The defunct cryptocurrency exchange FTX has revealed that it has billions of dollars extra, which is more than enough to pay back its clients. After liquidating its remaining assets, the company claims it will have about $16.3 billion, more than enough to pay off its debts, which are now estimated at about $11 billion.
Nearly all FTX clients would get back at least what they lost when the exchange collapsed in November 2022, according to the latest reorganization plan. The new CEO, John Ray, is pleased with the planned chapter 11 plan, which seeks to repay non-governmental creditors interest plus 100% of the amounts claimed in bankruptcy.

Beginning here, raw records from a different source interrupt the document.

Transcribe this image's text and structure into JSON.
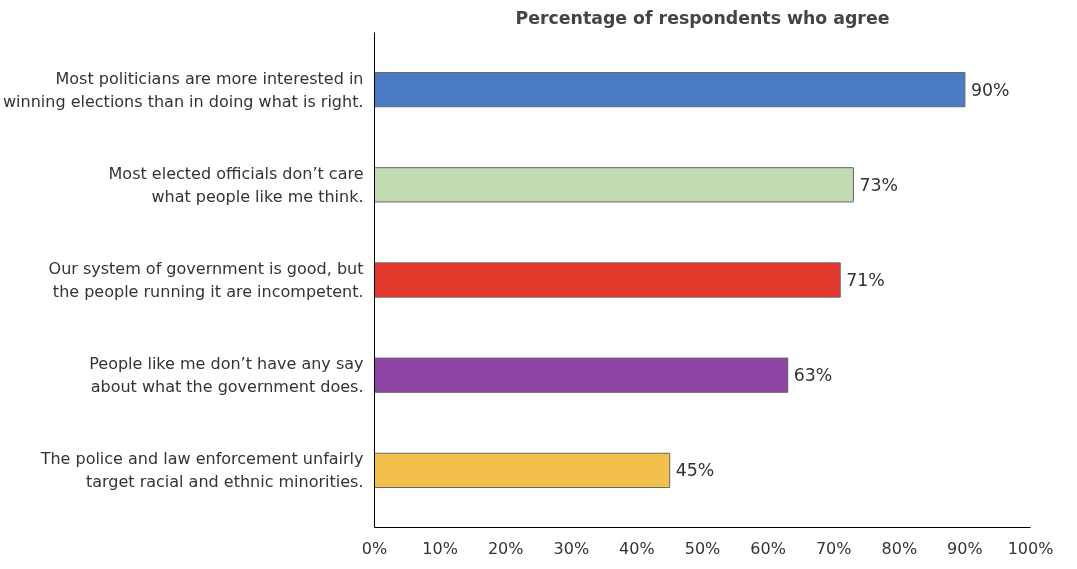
{
  "chart_data": {
    "type": "bar",
    "orientation": "horizontal",
    "title": "Percentage of respondents who agree",
    "categories": [
      "Most politicians are more interested in\nwinning elections than in doing what is right.",
      "Most elected officials don’t care\nwhat people like me think.",
      "Our system of government is good, but\nthe people running it are incompetent.",
      "People like me don’t have any say\nabout what the government does.",
      "The police and law enforcement unfairly\ntarget racial and ethnic minorities."
    ],
    "values": [
      90,
      73,
      71,
      63,
      45
    ],
    "colors": [
      "#4a7cc6",
      "#c2dbb2",
      "#e2382c",
      "#8e44a4",
      "#f3c04e"
    ],
    "value_labels": [
      "90%",
      "73%",
      "71%",
      "63%",
      "45%"
    ],
    "xlim": [
      0,
      100
    ],
    "xticks": [
      {
        "value": 0,
        "label": "0%"
      },
      {
        "value": 10,
        "label": "10%"
      },
      {
        "value": 20,
        "label": "20%"
      },
      {
        "value": 30,
        "label": "30%"
      },
      {
        "value": 40,
        "label": "40%"
      },
      {
        "value": 50,
        "label": "50%"
      },
      {
        "value": 60,
        "label": "60%"
      },
      {
        "value": 70,
        "label": "70%"
      },
      {
        "value": 80,
        "label": "80%"
      },
      {
        "value": 90,
        "label": "90%"
      },
      {
        "value": 100,
        "label": "100%"
      }
    ],
    "grid": false
  }
}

A US bankruptcy court must first approve the scheme, though. According to FTX, it has been collecting money to pay off its debts by liquidating investments and assets owned by its Alameda Research and FTX Ventures companies. Sam Bankman-Fried, who was also a co-founder of FTX, has authority over the cryptocurrency trading firm Alameda.

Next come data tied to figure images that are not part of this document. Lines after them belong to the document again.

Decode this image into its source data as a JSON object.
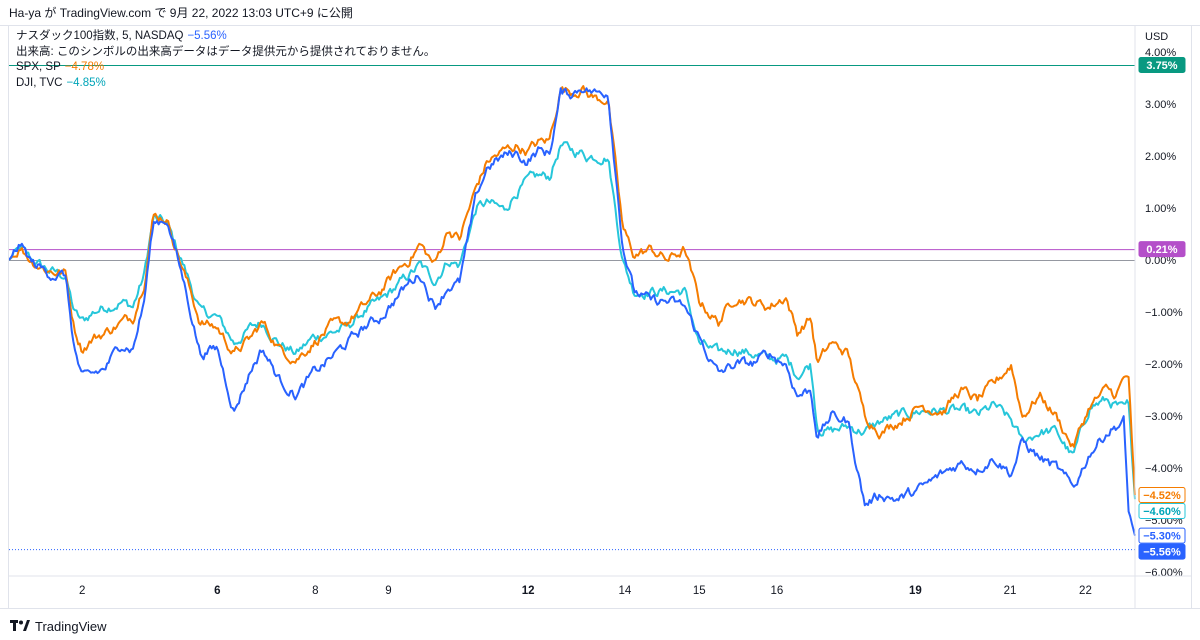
{
  "header": {
    "author": "Ha-ya",
    "connector": "が",
    "site": "TradingView.com",
    "date_text": "で 9月 22, 2022 13:03 UTC+9 に公開"
  },
  "legend": {
    "main": {
      "name": "ナスダック100指数, 5, NASDAQ",
      "change": "−5.56%",
      "color": "#2962ff"
    },
    "volume_note": "出来高: このシンボルの出来高データはデータ提供元から提供されておりません。",
    "series": [
      {
        "name": "SPX, SP",
        "change": "−4.78%",
        "color": "#f57c00"
      },
      {
        "name": "DJI, TVC",
        "change": "−4.85%",
        "color": "#26c6da"
      }
    ]
  },
  "footer": {
    "brand": "TradingView",
    "logo_icon": "tradingview-logo-icon"
  },
  "chart_data": {
    "type": "line",
    "y_unit": "USD",
    "ylim": [
      -6.2,
      4.1
    ],
    "y_ticks": [
      "4.00%",
      "3.00%",
      "2.00%",
      "1.00%",
      "0.00%",
      "−1.00%",
      "−2.00%",
      "−3.00%",
      "−4.00%",
      "−5.00%",
      "−6.00%"
    ],
    "y_tick_values": [
      4,
      3,
      2,
      1,
      0,
      -1,
      -2,
      -3,
      -4,
      -5,
      -6
    ],
    "xlim": [
      0,
      1.0
    ],
    "x_ticks": [
      {
        "label": "2",
        "x": 0.065,
        "bold": false
      },
      {
        "label": "6",
        "x": 0.185,
        "bold": true
      },
      {
        "label": "8",
        "x": 0.272,
        "bold": false
      },
      {
        "label": "9",
        "x": 0.337,
        "bold": false
      },
      {
        "label": "12",
        "x": 0.461,
        "bold": true
      },
      {
        "label": "14",
        "x": 0.547,
        "bold": false
      },
      {
        "label": "15",
        "x": 0.613,
        "bold": false
      },
      {
        "label": "16",
        "x": 0.682,
        "bold": false
      },
      {
        "label": "19",
        "x": 0.805,
        "bold": true
      },
      {
        "label": "21",
        "x": 0.889,
        "bold": false
      },
      {
        "label": "22",
        "x": 0.956,
        "bold": false
      }
    ],
    "hlines": [
      {
        "value": 3.75,
        "color": "#089981",
        "style": "solid",
        "label": "3.75%"
      },
      {
        "value": 0.21,
        "color": "#b44fc9",
        "style": "solid",
        "label": "0.21%"
      },
      {
        "value": 0.0,
        "color": "#9598a1",
        "style": "solid",
        "label": ""
      },
      {
        "value": -5.56,
        "color": "#2962ff",
        "style": "dotted",
        "label": ""
      }
    ],
    "price_labels": [
      {
        "value": 3.75,
        "text": "3.75%",
        "bg": "#089981",
        "fg": "#ffffff",
        "border": "#089981"
      },
      {
        "value": 0.21,
        "text": "0.21%",
        "bg": "#b44fc9",
        "fg": "#ffffff",
        "border": "#b44fc9"
      },
      {
        "value": -4.52,
        "text": "−4.52%",
        "bg": "#ffffff",
        "fg": "#f57c00",
        "border": "#f57c00"
      },
      {
        "value": -4.6,
        "text": "−4.60%",
        "bg": "#ffffff",
        "fg": "#00a5b8",
        "border": "#26c6da"
      },
      {
        "value": -5.3,
        "text": "−5.30%",
        "bg": "#ffffff",
        "fg": "#2962ff",
        "border": "#2962ff"
      },
      {
        "value": -5.56,
        "text": "−5.56%",
        "bg": "#2962ff",
        "fg": "#ffffff",
        "border": "#2962ff"
      }
    ],
    "grid": false,
    "legend_position": "top-left",
    "series": [
      {
        "name": "ナスダック100指数",
        "color": "#2962ff",
        "x": [
          0,
          0.01,
          0.02,
          0.035,
          0.05,
          0.058,
          0.065,
          0.075,
          0.085,
          0.1,
          0.11,
          0.12,
          0.128,
          0.14,
          0.155,
          0.17,
          0.185,
          0.2,
          0.215,
          0.225,
          0.24,
          0.255,
          0.27,
          0.285,
          0.3,
          0.315,
          0.33,
          0.345,
          0.355,
          0.365,
          0.378,
          0.39,
          0.4,
          0.415,
          0.425,
          0.44,
          0.45,
          0.46,
          0.47,
          0.48,
          0.49,
          0.5,
          0.51,
          0.513,
          0.522,
          0.532,
          0.545,
          0.555,
          0.57,
          0.585,
          0.6,
          0.613,
          0.63,
          0.645,
          0.66,
          0.675,
          0.69,
          0.7,
          0.712,
          0.718,
          0.73,
          0.745,
          0.76,
          0.775,
          0.79,
          0.81,
          0.83,
          0.845,
          0.86,
          0.875,
          0.89,
          0.9,
          0.915,
          0.93,
          0.945,
          0.96,
          0.975,
          0.983,
          0.99,
          0.994,
          1.0
        ],
        "values": [
          0.0,
          0.3,
          -0.05,
          -0.25,
          -0.3,
          -1.7,
          -2.3,
          -2.2,
          -2.1,
          -1.6,
          -1.7,
          -0.8,
          0.7,
          0.8,
          -0.4,
          -1.8,
          -1.7,
          -2.9,
          -2.1,
          -1.7,
          -2.3,
          -2.6,
          -2.2,
          -1.9,
          -1.6,
          -1.3,
          -1.1,
          -0.7,
          -0.45,
          -0.25,
          -0.9,
          -0.5,
          -0.45,
          1.2,
          1.8,
          2.0,
          2.05,
          1.9,
          2.1,
          2.05,
          3.2,
          3.2,
          3.35,
          3.3,
          3.2,
          3.25,
          0.3,
          -0.6,
          -0.8,
          -0.8,
          -0.9,
          -1.5,
          -2.2,
          -2.0,
          -2.0,
          -1.8,
          -2.0,
          -2.6,
          -2.5,
          -3.4,
          -3.0,
          -3.1,
          -4.7,
          -4.5,
          -4.6,
          -4.4,
          -4.1,
          -3.9,
          -4.0,
          -3.8,
          -4.1,
          -3.5,
          -3.8,
          -4.0,
          -4.4,
          -3.7,
          -3.3,
          -3.2,
          -3.1,
          -4.8,
          -5.3
        ]
      },
      {
        "name": "SPX, SP",
        "color": "#f57c00",
        "x": [
          0,
          0.01,
          0.02,
          0.035,
          0.05,
          0.058,
          0.065,
          0.075,
          0.085,
          0.1,
          0.11,
          0.12,
          0.128,
          0.14,
          0.155,
          0.17,
          0.185,
          0.2,
          0.215,
          0.225,
          0.24,
          0.255,
          0.27,
          0.285,
          0.3,
          0.315,
          0.33,
          0.345,
          0.355,
          0.365,
          0.378,
          0.39,
          0.4,
          0.415,
          0.425,
          0.44,
          0.45,
          0.46,
          0.47,
          0.48,
          0.49,
          0.5,
          0.51,
          0.513,
          0.522,
          0.532,
          0.545,
          0.555,
          0.57,
          0.585,
          0.6,
          0.613,
          0.63,
          0.645,
          0.66,
          0.675,
          0.69,
          0.7,
          0.712,
          0.718,
          0.73,
          0.745,
          0.76,
          0.775,
          0.79,
          0.81,
          0.83,
          0.845,
          0.86,
          0.875,
          0.89,
          0.9,
          0.915,
          0.93,
          0.945,
          0.96,
          0.975,
          0.983,
          0.99,
          0.994,
          1.0
        ],
        "values": [
          0.0,
          0.25,
          0.0,
          -0.2,
          -0.25,
          -1.3,
          -1.7,
          -1.5,
          -1.4,
          -1.2,
          -1.1,
          -0.4,
          0.85,
          0.8,
          -0.2,
          -1.2,
          -1.3,
          -1.8,
          -1.5,
          -1.2,
          -1.7,
          -1.9,
          -1.6,
          -1.3,
          -1.2,
          -0.9,
          -0.6,
          -0.2,
          0.0,
          0.3,
          -0.1,
          0.6,
          0.4,
          1.4,
          1.9,
          2.1,
          2.2,
          2.1,
          2.25,
          2.3,
          3.3,
          3.25,
          3.3,
          3.2,
          3.1,
          3.1,
          0.6,
          0.1,
          0.2,
          0.0,
          0.2,
          -0.8,
          -1.2,
          -0.7,
          -0.8,
          -0.9,
          -0.7,
          -1.4,
          -1.1,
          -2.0,
          -1.6,
          -1.8,
          -3.0,
          -3.3,
          -3.1,
          -2.8,
          -2.9,
          -2.5,
          -2.7,
          -2.4,
          -2.0,
          -3.0,
          -2.6,
          -3.0,
          -3.6,
          -2.8,
          -2.5,
          -2.6,
          -2.3,
          -2.2,
          -4.52
        ]
      },
      {
        "name": "DJI, TVC",
        "color": "#26c6da",
        "x": [
          0,
          0.01,
          0.02,
          0.035,
          0.05,
          0.058,
          0.065,
          0.075,
          0.085,
          0.1,
          0.11,
          0.12,
          0.128,
          0.14,
          0.155,
          0.17,
          0.185,
          0.2,
          0.215,
          0.225,
          0.24,
          0.255,
          0.27,
          0.285,
          0.3,
          0.315,
          0.33,
          0.345,
          0.355,
          0.365,
          0.378,
          0.39,
          0.4,
          0.415,
          0.425,
          0.44,
          0.45,
          0.46,
          0.47,
          0.48,
          0.49,
          0.5,
          0.51,
          0.513,
          0.522,
          0.532,
          0.545,
          0.555,
          0.57,
          0.585,
          0.6,
          0.613,
          0.63,
          0.645,
          0.66,
          0.675,
          0.69,
          0.7,
          0.712,
          0.718,
          0.73,
          0.745,
          0.76,
          0.775,
          0.79,
          0.81,
          0.83,
          0.845,
          0.86,
          0.875,
          0.89,
          0.9,
          0.915,
          0.93,
          0.945,
          0.96,
          0.975,
          0.983,
          0.99,
          0.994,
          1.0
        ],
        "values": [
          0.0,
          0.2,
          0.0,
          -0.2,
          -0.3,
          -1.0,
          -1.2,
          -1.0,
          -0.9,
          -0.8,
          -0.9,
          -0.3,
          0.8,
          0.7,
          -0.1,
          -1.0,
          -1.1,
          -1.6,
          -1.3,
          -1.2,
          -1.6,
          -1.8,
          -1.5,
          -1.4,
          -1.3,
          -1.0,
          -0.8,
          -0.5,
          -0.3,
          -0.1,
          -0.4,
          0.0,
          -0.1,
          1.0,
          1.1,
          0.95,
          1.3,
          1.5,
          1.6,
          1.6,
          2.2,
          2.1,
          2.05,
          2.0,
          2.0,
          2.0,
          0.0,
          -0.6,
          -0.6,
          -0.6,
          -0.6,
          -1.6,
          -1.8,
          -1.7,
          -1.8,
          -1.9,
          -1.9,
          -2.2,
          -2.0,
          -3.2,
          -3.3,
          -3.2,
          -3.3,
          -3.1,
          -3.0,
          -2.9,
          -2.9,
          -2.9,
          -3.0,
          -2.8,
          -3.1,
          -3.5,
          -3.3,
          -3.3,
          -3.8,
          -2.8,
          -2.7,
          -2.8,
          -2.9,
          -2.8,
          -4.6
        ]
      }
    ]
  }
}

In spite of the fact that cryptocurrency prices have risen sharply since FTX’s demise, the company stated that their finances were not significantly improved. The report pointed out that the exchange was missing nearly all of the digital currencies, including Bitcoin, that were thought to have been held by it when it collapsed.

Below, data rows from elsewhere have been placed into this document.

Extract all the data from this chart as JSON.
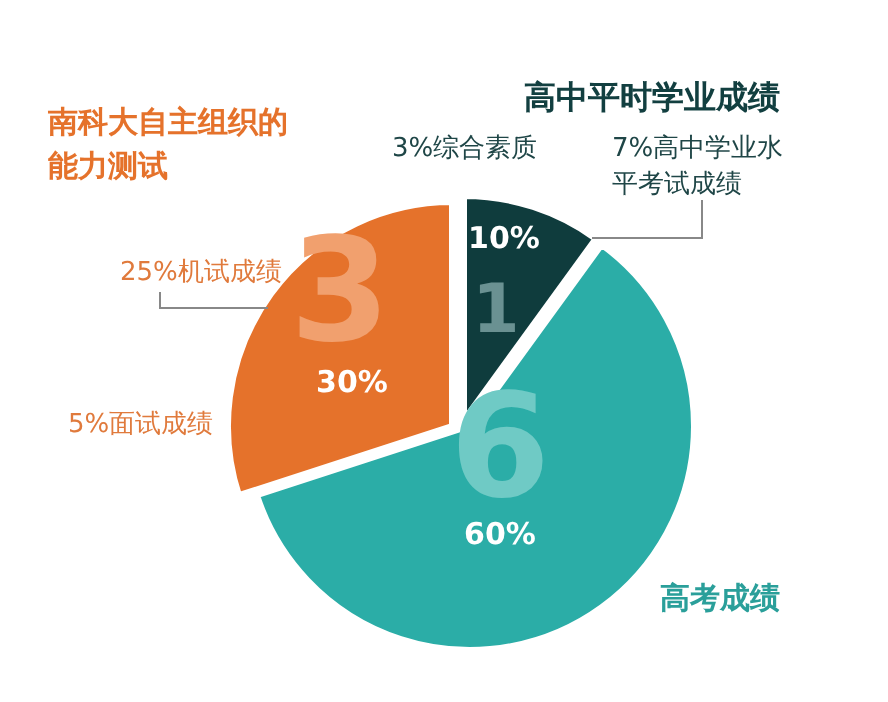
{
  "chart_data": {
    "type": "pie",
    "categories": [
      "高中平时学业成绩",
      "高考成绩",
      "南科大自主组织的能力测试"
    ],
    "values": [
      10,
      60,
      30
    ],
    "colors": [
      "#0f3c3d",
      "#2badA7",
      "#e5722b"
    ],
    "value_labels": [
      "10%",
      "60%",
      "30%"
    ],
    "annotations": [
      "3%综合素质",
      "7%高中学业水平考试成绩",
      "25%机试成绩",
      "5%面试成绩",
      "1",
      "6",
      "3"
    ]
  }
}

There has been a roughly 270% increase in the price of Bitcoin, the largest cryptocurrency, since FTX’s collapse. Before Bankman-Fried’s leadership brought FTX crashing down, it was one of the biggest cryptocurrency platforms in the world, drawing in millions of users. The implosion of the exchange and the exposure of Bankman-Fried’s illicit activities were caused by consumers withdrawing billions of dollars in response to warnings of financial problems.